3. Time cycles of a pendulum swinging using both the continuous and the snap-back

recording methods. Note it is easiest to time the pendulum at the top of its arc when it stops

completely for an instant. As the lab does not have a pendulum, please display a virtual

pendulum on the desktop.

Rating and Breaking a Job into Elements

1. Develop your ability to rate an individual’s perceived effort on a job. Watch videotapes of

various, actual industrial operations. After becoming familiar with the operations, break

each up into several functional elements, and record these on a time study form of your

choosing from the web. Note the sounds created by the machinery. Use these as

breakpoints (where possible). Next, time and rate each element, using as many cycles as

possible. Summarize the average time required for each element.

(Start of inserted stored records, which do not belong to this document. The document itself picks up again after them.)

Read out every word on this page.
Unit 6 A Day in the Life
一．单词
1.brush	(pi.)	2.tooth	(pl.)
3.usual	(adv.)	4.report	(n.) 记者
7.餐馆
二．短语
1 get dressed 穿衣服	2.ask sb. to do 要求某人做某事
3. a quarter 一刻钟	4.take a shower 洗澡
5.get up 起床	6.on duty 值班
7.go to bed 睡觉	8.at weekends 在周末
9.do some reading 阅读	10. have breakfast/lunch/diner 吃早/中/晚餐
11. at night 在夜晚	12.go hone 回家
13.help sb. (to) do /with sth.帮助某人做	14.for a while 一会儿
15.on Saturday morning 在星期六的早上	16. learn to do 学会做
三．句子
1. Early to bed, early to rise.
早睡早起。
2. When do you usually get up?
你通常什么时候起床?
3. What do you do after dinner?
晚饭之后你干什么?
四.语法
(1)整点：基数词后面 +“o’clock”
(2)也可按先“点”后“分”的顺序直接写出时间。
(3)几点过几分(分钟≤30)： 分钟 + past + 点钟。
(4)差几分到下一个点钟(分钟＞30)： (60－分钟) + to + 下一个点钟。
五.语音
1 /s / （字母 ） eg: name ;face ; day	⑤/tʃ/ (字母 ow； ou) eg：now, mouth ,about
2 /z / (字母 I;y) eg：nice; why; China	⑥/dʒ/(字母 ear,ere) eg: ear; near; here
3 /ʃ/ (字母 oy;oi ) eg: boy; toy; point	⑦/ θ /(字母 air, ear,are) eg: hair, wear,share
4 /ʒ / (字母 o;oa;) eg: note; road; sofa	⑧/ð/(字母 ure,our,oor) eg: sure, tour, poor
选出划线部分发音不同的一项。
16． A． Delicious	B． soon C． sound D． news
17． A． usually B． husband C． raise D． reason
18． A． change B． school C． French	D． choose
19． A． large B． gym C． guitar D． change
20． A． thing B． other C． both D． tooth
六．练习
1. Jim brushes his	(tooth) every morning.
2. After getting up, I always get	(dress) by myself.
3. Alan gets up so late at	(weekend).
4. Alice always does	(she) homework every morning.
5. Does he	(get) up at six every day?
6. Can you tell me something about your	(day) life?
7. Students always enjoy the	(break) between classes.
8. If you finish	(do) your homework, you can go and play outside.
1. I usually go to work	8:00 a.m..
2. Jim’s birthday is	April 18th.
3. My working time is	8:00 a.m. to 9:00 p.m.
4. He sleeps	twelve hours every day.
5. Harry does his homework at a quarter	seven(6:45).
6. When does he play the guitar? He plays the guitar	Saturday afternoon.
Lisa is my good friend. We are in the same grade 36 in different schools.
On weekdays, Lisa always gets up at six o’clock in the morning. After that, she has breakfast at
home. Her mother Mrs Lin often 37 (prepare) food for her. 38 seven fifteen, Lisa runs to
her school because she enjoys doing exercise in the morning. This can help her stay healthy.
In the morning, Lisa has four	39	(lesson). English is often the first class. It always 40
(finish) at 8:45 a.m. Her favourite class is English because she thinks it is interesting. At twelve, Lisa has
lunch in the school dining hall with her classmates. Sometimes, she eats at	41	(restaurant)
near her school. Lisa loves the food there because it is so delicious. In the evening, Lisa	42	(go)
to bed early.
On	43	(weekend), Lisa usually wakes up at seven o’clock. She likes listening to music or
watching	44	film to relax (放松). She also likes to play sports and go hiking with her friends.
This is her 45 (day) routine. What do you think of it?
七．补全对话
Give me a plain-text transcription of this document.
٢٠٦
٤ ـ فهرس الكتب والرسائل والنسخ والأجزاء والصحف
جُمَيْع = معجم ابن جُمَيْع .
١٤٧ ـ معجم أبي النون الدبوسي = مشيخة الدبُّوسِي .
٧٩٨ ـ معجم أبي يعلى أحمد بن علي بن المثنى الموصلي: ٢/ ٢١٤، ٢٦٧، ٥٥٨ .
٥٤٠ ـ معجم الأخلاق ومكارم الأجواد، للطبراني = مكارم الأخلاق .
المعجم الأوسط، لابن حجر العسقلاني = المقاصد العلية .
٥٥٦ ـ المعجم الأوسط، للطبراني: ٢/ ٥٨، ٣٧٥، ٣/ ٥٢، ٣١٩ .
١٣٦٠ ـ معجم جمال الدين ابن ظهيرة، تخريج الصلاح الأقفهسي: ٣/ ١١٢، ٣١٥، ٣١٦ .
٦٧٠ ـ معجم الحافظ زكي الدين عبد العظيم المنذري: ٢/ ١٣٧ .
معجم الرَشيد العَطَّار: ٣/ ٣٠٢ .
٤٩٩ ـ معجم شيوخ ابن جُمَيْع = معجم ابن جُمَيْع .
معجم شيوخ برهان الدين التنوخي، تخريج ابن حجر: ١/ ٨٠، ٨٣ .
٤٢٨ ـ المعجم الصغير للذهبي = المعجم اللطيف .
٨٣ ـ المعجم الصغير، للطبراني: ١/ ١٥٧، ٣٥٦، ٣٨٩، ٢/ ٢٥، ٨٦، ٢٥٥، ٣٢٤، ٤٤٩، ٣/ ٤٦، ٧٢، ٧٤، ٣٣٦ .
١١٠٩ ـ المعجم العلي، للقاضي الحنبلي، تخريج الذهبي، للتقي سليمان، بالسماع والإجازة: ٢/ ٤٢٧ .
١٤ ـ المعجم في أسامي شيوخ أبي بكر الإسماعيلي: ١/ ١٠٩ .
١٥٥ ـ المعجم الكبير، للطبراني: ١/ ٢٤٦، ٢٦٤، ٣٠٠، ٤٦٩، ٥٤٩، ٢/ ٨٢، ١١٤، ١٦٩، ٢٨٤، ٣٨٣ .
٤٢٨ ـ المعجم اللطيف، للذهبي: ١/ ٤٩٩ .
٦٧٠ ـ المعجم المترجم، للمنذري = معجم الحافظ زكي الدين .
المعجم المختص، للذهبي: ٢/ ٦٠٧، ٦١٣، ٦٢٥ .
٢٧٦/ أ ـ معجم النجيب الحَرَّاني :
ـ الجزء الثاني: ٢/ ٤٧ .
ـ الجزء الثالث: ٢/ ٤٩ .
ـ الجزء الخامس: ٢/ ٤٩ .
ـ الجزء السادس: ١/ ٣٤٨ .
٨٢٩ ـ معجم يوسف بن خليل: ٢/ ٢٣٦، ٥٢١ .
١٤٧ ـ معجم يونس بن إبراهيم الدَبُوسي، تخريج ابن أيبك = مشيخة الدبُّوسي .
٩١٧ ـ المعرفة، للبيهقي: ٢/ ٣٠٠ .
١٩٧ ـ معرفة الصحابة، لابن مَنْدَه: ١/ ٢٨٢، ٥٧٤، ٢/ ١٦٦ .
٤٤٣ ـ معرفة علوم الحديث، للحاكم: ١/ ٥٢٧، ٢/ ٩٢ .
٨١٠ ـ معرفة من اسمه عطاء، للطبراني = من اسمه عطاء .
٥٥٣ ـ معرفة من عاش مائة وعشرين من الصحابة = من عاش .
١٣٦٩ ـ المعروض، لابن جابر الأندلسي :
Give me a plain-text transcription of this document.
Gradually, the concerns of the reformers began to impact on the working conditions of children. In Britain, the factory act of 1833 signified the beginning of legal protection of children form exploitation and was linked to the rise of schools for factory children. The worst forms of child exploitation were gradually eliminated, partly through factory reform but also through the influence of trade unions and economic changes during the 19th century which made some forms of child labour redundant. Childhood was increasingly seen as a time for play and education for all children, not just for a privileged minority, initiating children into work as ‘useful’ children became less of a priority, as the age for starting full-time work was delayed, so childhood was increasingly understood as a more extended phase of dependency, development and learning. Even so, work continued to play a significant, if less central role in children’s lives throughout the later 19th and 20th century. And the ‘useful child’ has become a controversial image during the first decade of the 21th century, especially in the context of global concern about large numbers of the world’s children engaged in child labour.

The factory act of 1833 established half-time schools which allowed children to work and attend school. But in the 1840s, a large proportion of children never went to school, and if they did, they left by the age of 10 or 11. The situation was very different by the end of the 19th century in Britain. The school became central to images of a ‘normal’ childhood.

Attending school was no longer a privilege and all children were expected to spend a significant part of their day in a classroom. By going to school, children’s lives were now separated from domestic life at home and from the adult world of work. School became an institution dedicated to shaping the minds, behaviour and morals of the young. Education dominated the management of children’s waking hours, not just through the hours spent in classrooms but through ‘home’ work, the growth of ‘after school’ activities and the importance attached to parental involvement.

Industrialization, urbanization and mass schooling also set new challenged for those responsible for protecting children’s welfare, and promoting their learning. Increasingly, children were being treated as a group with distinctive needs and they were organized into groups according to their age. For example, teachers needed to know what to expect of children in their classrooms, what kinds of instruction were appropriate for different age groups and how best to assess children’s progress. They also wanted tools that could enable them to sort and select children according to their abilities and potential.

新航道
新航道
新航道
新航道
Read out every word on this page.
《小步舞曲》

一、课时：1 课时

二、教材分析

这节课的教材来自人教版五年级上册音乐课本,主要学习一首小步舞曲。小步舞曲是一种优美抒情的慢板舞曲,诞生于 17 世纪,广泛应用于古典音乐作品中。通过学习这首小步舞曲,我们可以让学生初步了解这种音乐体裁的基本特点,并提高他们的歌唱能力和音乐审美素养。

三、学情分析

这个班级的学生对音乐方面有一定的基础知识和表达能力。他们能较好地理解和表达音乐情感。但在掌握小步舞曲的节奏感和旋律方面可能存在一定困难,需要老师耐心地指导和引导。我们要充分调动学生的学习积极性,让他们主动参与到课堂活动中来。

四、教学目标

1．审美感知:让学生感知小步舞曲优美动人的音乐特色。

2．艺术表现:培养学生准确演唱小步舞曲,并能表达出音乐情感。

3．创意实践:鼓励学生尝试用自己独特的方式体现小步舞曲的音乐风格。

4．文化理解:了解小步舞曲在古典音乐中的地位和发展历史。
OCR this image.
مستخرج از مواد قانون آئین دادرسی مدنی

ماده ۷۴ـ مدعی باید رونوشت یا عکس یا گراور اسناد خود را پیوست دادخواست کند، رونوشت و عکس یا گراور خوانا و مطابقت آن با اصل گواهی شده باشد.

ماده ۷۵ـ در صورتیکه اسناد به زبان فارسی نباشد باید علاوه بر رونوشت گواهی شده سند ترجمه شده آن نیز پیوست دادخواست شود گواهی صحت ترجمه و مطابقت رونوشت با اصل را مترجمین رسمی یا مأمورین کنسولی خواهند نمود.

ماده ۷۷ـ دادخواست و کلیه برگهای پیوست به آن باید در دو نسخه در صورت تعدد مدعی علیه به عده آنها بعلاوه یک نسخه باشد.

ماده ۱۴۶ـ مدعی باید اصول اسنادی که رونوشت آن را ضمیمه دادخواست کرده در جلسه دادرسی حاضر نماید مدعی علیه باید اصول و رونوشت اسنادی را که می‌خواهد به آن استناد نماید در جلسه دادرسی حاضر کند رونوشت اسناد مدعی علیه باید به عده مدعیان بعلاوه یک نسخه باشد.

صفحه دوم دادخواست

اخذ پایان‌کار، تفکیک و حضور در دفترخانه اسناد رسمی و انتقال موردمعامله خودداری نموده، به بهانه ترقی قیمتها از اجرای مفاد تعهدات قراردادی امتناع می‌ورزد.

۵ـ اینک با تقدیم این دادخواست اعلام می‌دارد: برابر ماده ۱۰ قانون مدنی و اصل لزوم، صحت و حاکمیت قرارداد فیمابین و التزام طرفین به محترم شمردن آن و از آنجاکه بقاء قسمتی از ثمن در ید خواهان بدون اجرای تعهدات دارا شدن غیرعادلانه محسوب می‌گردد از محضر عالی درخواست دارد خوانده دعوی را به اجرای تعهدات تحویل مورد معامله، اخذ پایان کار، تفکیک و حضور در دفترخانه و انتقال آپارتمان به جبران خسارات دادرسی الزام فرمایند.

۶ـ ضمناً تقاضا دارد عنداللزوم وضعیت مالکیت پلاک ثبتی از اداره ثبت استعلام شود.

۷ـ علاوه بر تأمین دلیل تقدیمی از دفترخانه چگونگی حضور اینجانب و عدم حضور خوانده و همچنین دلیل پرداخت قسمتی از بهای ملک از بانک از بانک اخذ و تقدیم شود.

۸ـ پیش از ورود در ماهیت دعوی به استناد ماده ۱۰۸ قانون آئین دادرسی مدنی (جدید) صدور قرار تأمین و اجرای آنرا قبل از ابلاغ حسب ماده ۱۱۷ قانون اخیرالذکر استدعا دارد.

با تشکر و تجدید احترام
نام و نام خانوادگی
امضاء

2. Time study at least two different industrial jobs several times. Get as much practice as

you need. You have the videos posted or you can simply look your own up and watch

those, providing me a link. Submit excel sheets and links to any jobs you viewed by next

week.

ISYE 310 – Work Sampling Lab

In groups of 2 or 3 (alternatively you could easily do this one on your own):

1. Flip four coins and flip them all at once (this is a single measurement). Use something

like https://www.random.org/coins/ , Actual coins are too noisy and distracting

2. Repeat the flips for a total of 10. Record the number of heads (0 through 4) and plot.

3. Repeat 1 and 2 above a total of 10 times. This should give you a total of 100 flips. Plot

the resulting 100 flips on one graph (as though they were one sample).

4. Compare the 10 separate distributions to one another and then compare to the larger

single distribution.

5. Comment on the differences in the distributions and the similarity of the larger

distribution to the normal.

6. For each of the 10 sets of distributions (treating each set as a separate measurement set),

calculate percentage of times 1 or fewer heads appears). Use this value (e.g., about 31%

over the long run? Ask yourself if and why this is correct?) as your estimated p value.

7. Calculate the number of observations needed to be 95% confident that the true

probability is within plus/minus 2 points of the estimated value.

8. If you could only take 1000 observations, how confident would you be at the same limit

of error?

9. If you could only take 1000 observations and needed to be 95% confident, what would be

the resulting limit of error and range of values?